Ali al-Moussawi, a spokesman for the prime minister, Nour al-Maliki, underscored the dilemna. "Not everything built during this regime we should remove," he said from his office, which overlooks the crossed swords. "There were some sculptures however that were solely about dictatorship and control over Iraq. Some spoke to dictators and battles and they should be removed. They have ethnic and sectarian meanings.
"The statues of Saddam have no place on the streets. It is not his privilege to keep them there. If they remain in the community they will provoke the people."
But Moussawi was more open to compromise over the Blood Qur'an: "We should keep this as a document for the brutality of Saddam, because he should not have done this.
"It says a lot about him. It should never be put in a museum though, because no Iraqi wants to see it. Maybe in the future it could be sent to a private museum, like memorabilia from the Hitler and Stalin regimes."
In time, the legacy of Saddam Hussein and his 30 years of brutality is likely to become part of a more detached debate in Iraq's national consciousness, much like the discussions that took place in Germany in the late 1940s after the ousting of the Nazis.
For now, though, the soul searching is being left to those who made the disputed works, and those entrusted as their temporary caretakers.
Abbas Shakir Joody al-Baghdadi was the calligrapher commissioned to work on the Qur'an. He sat with Saddam for two years after receiving a phone call from the tyrant himself.
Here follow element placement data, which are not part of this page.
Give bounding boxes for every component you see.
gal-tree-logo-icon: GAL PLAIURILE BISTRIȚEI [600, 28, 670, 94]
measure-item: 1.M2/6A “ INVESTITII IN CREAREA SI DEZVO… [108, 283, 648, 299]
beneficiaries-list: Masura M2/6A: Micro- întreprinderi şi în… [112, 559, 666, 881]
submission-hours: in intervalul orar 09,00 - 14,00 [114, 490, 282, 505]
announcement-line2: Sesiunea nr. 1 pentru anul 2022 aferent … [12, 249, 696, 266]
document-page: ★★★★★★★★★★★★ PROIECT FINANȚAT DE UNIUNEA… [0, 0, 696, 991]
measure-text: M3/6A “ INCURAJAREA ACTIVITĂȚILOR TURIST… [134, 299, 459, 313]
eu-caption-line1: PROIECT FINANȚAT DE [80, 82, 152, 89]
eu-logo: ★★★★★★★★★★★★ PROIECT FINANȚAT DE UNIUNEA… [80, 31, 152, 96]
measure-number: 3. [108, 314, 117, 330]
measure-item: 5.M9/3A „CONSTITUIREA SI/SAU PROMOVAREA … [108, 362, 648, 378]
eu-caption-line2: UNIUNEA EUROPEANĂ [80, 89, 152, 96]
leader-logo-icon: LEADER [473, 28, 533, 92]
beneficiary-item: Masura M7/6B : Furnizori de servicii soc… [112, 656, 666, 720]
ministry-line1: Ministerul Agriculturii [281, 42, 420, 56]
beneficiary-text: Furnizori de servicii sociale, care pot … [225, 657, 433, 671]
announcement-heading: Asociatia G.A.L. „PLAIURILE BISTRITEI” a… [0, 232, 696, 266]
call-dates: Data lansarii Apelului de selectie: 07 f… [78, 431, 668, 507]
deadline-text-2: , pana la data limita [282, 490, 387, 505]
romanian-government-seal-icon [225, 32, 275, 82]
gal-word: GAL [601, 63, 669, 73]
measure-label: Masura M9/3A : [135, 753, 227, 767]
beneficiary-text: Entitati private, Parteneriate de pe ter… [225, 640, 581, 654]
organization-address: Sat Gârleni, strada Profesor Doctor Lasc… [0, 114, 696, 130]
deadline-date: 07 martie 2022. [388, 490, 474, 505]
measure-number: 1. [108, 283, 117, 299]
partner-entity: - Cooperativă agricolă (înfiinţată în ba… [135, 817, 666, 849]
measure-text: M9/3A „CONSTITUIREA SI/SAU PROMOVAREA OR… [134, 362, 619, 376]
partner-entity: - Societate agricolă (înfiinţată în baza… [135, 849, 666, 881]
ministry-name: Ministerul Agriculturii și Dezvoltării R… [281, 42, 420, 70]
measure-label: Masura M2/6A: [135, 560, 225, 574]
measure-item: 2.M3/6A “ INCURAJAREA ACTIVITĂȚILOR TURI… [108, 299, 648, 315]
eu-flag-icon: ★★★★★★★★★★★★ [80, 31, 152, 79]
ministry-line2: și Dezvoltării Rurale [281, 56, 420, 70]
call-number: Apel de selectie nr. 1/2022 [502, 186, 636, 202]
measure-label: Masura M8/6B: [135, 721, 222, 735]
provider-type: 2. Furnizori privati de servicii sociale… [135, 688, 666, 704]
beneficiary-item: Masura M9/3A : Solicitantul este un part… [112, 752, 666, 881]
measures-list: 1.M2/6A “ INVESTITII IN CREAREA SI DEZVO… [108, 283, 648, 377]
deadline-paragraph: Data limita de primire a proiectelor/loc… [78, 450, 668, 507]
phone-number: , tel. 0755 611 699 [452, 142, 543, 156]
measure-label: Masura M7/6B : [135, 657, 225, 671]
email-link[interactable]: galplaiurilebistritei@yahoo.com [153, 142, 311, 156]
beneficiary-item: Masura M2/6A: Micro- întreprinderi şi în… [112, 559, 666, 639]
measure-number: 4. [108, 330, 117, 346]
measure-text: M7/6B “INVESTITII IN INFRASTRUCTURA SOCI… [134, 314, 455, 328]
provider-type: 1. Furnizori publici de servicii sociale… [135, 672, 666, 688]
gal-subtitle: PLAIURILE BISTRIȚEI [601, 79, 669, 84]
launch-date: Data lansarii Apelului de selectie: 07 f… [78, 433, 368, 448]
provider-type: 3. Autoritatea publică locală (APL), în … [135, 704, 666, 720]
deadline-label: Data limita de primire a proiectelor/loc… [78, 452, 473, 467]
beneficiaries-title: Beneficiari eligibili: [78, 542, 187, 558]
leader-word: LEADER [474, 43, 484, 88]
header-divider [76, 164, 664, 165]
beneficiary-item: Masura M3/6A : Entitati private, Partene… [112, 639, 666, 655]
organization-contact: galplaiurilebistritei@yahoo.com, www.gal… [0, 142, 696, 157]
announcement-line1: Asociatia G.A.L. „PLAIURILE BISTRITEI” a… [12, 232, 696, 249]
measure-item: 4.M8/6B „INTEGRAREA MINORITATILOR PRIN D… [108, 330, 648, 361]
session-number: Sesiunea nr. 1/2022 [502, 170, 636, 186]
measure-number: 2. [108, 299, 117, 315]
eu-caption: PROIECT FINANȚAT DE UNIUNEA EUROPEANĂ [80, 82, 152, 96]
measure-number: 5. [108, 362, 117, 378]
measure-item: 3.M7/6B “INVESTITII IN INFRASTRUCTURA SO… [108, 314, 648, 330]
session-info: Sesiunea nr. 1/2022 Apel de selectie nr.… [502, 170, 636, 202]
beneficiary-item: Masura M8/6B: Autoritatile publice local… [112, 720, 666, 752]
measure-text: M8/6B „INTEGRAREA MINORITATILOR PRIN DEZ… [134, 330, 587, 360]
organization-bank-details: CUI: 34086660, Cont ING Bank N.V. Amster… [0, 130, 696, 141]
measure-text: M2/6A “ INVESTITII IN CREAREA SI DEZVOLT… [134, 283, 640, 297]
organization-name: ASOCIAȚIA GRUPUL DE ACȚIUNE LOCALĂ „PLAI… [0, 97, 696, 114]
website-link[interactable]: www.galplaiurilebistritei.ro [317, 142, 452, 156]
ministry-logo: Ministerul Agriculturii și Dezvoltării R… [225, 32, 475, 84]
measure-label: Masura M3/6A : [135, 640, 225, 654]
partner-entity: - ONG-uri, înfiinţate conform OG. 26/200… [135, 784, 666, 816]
Saddam, at that point, had decided to re-embrace with his religion after his elder son, Uday, had survived an assassination attempt.
The result of Baghdadi's work was an exquisitely crafted book that would take its place in any art exhibition - if it wasn't for the fact that it was written in blood.
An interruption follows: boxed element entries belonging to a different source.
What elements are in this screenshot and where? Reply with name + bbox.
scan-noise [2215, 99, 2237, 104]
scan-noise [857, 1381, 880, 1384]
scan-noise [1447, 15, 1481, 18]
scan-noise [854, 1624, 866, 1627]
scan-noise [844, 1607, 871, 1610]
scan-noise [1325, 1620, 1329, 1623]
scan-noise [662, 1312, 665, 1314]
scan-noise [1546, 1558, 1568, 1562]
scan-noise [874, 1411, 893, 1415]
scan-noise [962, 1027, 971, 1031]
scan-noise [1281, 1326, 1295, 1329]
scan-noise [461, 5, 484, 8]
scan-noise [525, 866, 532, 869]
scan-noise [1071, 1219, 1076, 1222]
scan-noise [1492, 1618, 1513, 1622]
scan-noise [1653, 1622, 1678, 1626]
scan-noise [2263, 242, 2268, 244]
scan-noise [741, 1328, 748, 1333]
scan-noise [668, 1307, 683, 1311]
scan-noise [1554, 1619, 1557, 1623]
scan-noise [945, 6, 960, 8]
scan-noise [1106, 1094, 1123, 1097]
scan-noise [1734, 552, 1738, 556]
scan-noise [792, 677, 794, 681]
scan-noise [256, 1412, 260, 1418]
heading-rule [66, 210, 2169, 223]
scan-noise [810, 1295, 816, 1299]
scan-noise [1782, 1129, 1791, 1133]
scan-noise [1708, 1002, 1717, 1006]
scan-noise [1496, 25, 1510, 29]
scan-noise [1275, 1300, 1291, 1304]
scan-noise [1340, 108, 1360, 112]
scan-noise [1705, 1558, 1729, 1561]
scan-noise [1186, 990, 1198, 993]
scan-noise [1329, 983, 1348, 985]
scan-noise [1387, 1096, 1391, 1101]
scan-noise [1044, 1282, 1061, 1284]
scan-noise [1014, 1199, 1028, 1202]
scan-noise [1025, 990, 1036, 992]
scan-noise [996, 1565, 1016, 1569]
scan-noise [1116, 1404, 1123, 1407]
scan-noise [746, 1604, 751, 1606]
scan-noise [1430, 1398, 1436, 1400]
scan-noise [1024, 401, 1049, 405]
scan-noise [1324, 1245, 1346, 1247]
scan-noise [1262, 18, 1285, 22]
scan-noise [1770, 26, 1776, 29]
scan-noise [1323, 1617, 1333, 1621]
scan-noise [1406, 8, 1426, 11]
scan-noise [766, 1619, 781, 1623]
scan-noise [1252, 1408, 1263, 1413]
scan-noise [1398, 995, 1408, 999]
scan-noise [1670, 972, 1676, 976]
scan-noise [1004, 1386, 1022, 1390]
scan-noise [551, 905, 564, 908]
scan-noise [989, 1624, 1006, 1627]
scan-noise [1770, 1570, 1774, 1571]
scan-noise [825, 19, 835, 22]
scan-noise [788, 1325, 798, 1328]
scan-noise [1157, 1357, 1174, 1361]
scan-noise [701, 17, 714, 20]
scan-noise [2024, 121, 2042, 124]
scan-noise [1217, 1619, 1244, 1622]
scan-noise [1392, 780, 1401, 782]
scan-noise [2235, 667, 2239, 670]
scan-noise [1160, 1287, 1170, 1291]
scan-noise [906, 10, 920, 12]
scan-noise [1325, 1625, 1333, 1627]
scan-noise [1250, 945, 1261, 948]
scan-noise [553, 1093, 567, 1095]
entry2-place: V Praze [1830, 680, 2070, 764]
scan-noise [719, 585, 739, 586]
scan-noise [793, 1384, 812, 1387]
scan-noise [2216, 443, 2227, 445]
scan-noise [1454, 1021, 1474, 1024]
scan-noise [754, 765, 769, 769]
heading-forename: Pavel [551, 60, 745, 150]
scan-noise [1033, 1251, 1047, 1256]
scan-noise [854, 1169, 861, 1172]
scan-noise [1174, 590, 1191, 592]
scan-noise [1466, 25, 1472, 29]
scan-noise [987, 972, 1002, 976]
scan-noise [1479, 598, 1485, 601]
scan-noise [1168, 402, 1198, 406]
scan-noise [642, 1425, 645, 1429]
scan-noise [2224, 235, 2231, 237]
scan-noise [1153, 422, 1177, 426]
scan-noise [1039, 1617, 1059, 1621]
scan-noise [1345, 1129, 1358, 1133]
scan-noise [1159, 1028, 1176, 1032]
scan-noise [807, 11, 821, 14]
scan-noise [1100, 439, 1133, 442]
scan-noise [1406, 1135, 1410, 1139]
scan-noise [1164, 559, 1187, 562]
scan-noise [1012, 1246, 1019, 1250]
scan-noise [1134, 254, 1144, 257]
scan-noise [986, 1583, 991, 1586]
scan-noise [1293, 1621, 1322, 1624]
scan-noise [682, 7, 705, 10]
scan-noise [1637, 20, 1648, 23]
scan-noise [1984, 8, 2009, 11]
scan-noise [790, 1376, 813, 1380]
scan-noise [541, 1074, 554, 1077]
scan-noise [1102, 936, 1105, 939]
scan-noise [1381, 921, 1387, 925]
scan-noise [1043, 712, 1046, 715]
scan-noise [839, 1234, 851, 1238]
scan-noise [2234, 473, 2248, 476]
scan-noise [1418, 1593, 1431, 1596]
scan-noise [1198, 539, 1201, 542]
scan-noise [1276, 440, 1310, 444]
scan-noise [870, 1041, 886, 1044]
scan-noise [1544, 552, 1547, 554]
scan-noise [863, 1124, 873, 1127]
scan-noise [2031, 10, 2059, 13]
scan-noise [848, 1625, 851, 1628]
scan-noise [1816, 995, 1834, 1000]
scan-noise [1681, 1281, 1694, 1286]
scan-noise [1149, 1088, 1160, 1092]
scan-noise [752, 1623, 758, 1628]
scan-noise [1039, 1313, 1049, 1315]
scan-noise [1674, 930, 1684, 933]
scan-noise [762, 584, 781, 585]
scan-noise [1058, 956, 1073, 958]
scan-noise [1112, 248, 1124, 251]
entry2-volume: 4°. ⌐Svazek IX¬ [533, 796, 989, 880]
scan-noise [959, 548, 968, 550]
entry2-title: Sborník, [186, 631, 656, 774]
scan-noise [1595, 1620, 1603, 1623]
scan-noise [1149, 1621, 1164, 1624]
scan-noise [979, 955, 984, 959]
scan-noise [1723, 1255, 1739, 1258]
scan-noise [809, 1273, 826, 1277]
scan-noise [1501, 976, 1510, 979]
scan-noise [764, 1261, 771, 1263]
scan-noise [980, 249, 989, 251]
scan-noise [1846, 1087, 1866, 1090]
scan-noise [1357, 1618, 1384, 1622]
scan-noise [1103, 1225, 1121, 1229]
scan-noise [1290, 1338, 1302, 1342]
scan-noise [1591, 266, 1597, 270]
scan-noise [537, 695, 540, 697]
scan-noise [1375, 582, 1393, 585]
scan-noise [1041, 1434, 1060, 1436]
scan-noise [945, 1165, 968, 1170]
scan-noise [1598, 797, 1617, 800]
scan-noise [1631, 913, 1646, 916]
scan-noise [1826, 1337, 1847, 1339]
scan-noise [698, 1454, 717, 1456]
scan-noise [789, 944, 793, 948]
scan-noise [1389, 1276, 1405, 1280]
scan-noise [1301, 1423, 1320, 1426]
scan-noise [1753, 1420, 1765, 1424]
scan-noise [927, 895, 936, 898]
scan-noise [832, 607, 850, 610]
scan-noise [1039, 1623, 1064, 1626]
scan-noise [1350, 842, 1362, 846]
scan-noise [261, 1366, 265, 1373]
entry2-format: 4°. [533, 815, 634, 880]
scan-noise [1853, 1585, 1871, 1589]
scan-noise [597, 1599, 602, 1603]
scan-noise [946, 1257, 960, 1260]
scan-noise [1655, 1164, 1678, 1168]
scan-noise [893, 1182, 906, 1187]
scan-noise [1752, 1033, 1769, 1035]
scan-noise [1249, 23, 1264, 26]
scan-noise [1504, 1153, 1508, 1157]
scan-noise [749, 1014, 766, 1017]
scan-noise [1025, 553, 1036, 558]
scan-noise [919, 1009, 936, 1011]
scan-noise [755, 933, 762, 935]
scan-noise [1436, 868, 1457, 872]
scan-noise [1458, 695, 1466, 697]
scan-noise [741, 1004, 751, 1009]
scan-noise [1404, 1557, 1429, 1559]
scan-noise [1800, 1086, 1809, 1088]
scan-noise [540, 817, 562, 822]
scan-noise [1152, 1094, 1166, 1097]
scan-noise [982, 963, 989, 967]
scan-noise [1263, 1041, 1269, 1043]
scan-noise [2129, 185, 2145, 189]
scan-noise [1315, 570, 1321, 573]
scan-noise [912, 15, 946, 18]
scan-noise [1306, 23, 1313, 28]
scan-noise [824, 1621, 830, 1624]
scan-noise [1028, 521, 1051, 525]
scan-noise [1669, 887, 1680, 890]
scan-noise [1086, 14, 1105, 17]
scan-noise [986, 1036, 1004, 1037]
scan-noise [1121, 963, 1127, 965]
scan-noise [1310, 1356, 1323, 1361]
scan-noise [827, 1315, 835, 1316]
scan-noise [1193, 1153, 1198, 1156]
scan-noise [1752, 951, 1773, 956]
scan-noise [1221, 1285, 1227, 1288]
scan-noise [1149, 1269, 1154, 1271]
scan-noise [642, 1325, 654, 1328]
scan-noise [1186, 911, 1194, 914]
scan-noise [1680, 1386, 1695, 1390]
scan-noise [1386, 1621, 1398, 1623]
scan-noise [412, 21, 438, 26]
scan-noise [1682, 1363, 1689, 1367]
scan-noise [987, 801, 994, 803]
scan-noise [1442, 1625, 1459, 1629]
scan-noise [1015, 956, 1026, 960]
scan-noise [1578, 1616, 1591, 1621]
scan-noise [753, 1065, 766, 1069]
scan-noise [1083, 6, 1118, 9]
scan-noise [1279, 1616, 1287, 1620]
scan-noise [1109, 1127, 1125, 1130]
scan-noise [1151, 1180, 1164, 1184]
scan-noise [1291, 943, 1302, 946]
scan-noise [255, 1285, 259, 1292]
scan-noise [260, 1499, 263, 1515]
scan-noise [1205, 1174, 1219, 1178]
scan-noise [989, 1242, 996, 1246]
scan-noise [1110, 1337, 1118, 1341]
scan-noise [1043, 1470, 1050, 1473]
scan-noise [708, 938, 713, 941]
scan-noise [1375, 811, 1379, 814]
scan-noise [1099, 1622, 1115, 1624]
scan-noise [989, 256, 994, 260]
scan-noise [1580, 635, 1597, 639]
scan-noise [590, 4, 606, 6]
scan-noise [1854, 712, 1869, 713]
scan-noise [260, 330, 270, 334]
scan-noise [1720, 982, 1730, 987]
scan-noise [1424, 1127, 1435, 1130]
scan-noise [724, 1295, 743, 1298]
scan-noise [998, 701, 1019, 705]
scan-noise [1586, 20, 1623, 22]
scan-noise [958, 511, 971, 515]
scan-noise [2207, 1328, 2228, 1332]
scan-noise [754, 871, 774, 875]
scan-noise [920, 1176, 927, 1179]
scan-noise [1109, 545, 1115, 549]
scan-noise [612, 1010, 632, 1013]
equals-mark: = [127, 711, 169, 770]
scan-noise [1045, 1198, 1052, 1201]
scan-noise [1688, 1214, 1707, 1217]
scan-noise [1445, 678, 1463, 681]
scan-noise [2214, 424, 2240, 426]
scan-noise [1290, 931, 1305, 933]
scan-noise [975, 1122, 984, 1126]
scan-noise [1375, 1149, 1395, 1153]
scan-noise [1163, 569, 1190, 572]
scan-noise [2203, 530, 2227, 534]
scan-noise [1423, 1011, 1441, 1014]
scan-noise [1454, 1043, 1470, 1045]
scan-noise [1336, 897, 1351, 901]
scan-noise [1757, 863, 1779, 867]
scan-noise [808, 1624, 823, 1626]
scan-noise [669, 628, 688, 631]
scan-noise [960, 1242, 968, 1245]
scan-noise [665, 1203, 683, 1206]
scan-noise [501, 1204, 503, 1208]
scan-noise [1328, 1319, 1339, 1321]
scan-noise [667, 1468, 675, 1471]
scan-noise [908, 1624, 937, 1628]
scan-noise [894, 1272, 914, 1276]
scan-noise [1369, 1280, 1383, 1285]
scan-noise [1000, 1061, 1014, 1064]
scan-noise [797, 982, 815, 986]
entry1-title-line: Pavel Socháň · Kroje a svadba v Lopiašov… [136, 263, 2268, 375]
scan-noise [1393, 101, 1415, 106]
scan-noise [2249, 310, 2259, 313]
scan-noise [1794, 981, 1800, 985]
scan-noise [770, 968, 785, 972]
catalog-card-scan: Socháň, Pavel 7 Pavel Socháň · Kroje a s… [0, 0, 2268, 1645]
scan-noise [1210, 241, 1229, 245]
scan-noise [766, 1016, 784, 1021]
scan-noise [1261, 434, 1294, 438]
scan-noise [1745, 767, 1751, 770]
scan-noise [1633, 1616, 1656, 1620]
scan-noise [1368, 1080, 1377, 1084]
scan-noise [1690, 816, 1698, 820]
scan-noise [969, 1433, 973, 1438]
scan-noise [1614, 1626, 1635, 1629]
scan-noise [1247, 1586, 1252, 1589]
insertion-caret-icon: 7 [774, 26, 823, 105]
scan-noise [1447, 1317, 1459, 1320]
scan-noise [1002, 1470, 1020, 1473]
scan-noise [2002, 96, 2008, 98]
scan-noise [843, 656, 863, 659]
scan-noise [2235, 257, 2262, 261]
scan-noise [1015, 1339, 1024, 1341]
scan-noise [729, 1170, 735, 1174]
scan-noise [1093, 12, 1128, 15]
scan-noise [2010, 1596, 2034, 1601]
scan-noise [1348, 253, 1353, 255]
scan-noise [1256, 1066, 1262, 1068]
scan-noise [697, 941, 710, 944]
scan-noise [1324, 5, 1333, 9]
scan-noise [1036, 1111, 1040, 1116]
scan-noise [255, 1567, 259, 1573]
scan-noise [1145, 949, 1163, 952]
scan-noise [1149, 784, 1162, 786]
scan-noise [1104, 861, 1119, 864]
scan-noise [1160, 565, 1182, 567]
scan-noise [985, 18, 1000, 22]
"I don't like to talk about this now," says Baghdadi, speaking by telephone from the US state of Virginia, where he now lives. "It was painful part of my life that I want to forget about."
Back at the mosque, Sheikh Samarrai is nervous. He fears the wrath that will descend on him - from the government definitely, and possibly from a much higher power - if he swings open the final door.
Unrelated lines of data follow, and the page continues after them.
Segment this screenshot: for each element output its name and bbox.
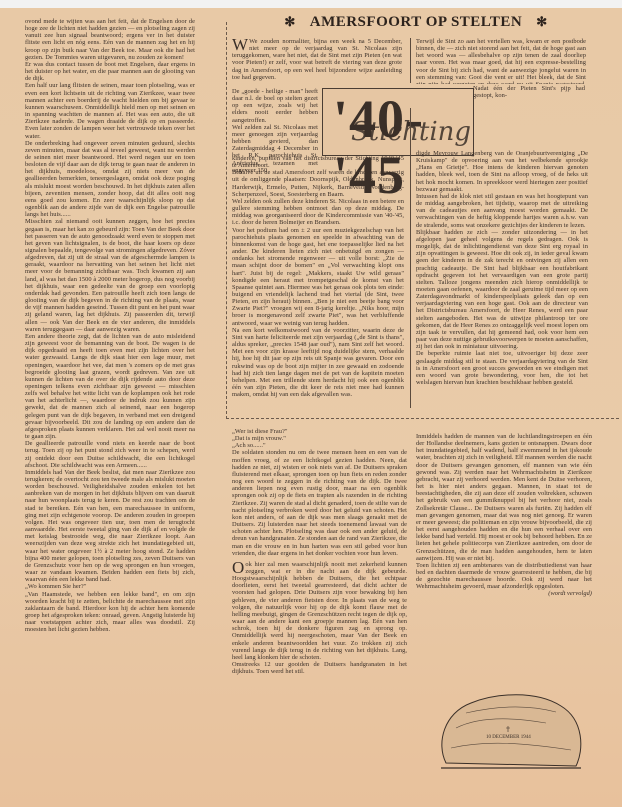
story-column-middle: „Wer ist diese Frau?"„Dat is mijn vrouw.… [232,428,407,675]
paragraph: Er was dus contact tussen de boot met En… [25,61,195,82]
dropcap-o: O [232,561,244,575]
article-headline: ✻AMERSFOORT OP STELTEN✻ [236,14,596,31]
paragraph: De beperkte ruimte laat niet toe, uitvoe… [416,350,588,386]
continued-notice: (wordt vervolgd) [416,590,592,597]
paragraph: kinderen, pupillen van het districtsbure… [232,155,404,169]
asterisk-ornament-icon: ✻ [284,14,295,29]
paragraph: Voor het podium had om ± 2 uur een muzie… [232,227,404,327]
paragraph-text: ok hier zal men waarschijnlijk nooit met… [232,561,407,661]
paragraph: Inmiddels had Van der Beek beslist, dat … [25,469,195,584]
paragraph: „Dat is mijn vrouw." [232,435,407,442]
paragraph: De geallieerde patrouille vond niets en … [25,440,195,469]
stichting-40-45-logo: '40-'45 Stichting [322,88,474,156]
paragraph: Misschien zal niemand ooit kunnen zeggen… [25,218,195,333]
paragraph: De onderbreking had ongeveer zeven minut… [25,140,195,219]
article-right-top: Terwijl de Sint zo aan het vertellen was… [416,38,586,84]
headline-text: AMERSFOORT OP STELTEN [310,14,523,30]
memorial-stone-illustration: 10 DECEMBER 1944 [436,688,586,778]
dropcap-w: W [232,38,248,52]
stone-inscription: 10 DECEMBER 1944 [486,735,531,740]
asterisk-ornament-icon: ✻ [536,14,547,29]
paragraph: Een half uur lang flitsten de seinen, ma… [25,82,195,139]
article-intro: WWe zouden normaliter, bijna een week na… [232,38,402,81]
paragraph: „Ach so......" [232,442,407,449]
paragraph: Omstreeks 12 uur gooiden de Duitsers han… [232,661,407,675]
intro-text: We zouden normaliter, bijna een week na … [232,38,402,81]
newspaper-page: ovond mede te wijten was aan het feit, d… [0,8,622,807]
right-mid-text: Nadat één der Pieten Sint's pijp had ges… [473,85,585,99]
paragraph: Wel zelden ook zullen deze kinderen St. … [232,198,404,227]
paragraph: Toen lichtten zij een ambtenares van de … [416,562,592,591]
logo-script: Stichting [351,117,471,147]
right-top-text: Terwijl de Sint zo aan het vertellen was… [416,38,586,84]
paragraph: Intussen had de klok niet stil gestaan e… [416,193,588,229]
paragraph: „Van Haamstede, we hebben een lekke band… [25,591,195,634]
paragraph: Inmiddels hadden de mannen van de luchtl… [416,433,592,562]
story-column-left: ovond mede te wijten was aan het feit, d… [25,18,195,633]
article-right-lower: digde Mevrouw Langenberg van de Oranjebu… [416,150,588,386]
paragraph: digde Mevrouw Langenberg van de Oranjebu… [416,150,588,193]
article-right-beside-logo: Nadat één der Pieten Sint's pijp had ges… [473,85,585,99]
paragraph: Een andere theorie zegt, dat de lichten … [25,333,195,440]
paragraph: Na een kort welkomstwoord van de voorzit… [232,327,404,399]
paragraph: ovond mede te wijten was aan het feit, d… [25,18,195,61]
paragraph: Ook hier zal men waarschijnlijk nooit me… [232,561,407,661]
story-column-right: Inmiddels hadden de mannen van de luchtl… [416,433,592,598]
article-left-lower: kinderen, pupillen van het districtsbure… [232,155,404,398]
column-rule [410,108,411,408]
paragraph: De soldaten stonden nu om de twee mensen… [232,449,407,556]
paragraph: Behalve uit de stad Amersfoort zelf ware… [232,169,404,198]
paragraph: De „goede - heilige - man" heeft daar n.… [232,88,318,124]
paragraph: „Wer ist diese Frau?" [232,428,407,435]
paragraph: „Wo kommen Sie her?" [25,583,195,590]
column-rule [410,38,411,83]
paragraph: Blijkbaar hadden ze zich — zonder uitzon… [416,229,588,351]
"Even if I let you in, you would need to stand 10 feet away from the pages and they are all behind glass cases," he said. Then he makes his decision. "It is just not worth it for anyone. They will stir up too much trouble."
Some things in Iraq will take many more years to confront.
Saddam's legacy
The Crossed Swords
Built in the mid-80s as a symbol of victory in the war with Iran, even though the war still had two years to run and ended in a stalemate. They bookend what is now the Green Zone.
Saddam's Palaces
There are at least 300 scattered all over the country. Some have been taken over by government ministries, others remain derelict. Yet more are looming eyesores, especially in Saddam's hometown of Tikrit, where up to five could eventually be destroyed.
Al-Hurriya Archway
On the eastern side of one of Baghdad's main bridges – an archway built by a famous architect, Jawad Salem, to commemorate the ousting of Iraq's royal family in 1959. It became synonymous with Saddam and the Ba'athists.
Statue of Saddam
Dozens once peppered the country, but the large green version in al-Firdous Square came to signify the end of Saddam when torn down by US marines in April 2003. The bust, right, is kept in the office of former national security adviser Mowafak al-Rubaie who led Saddam to the gallows.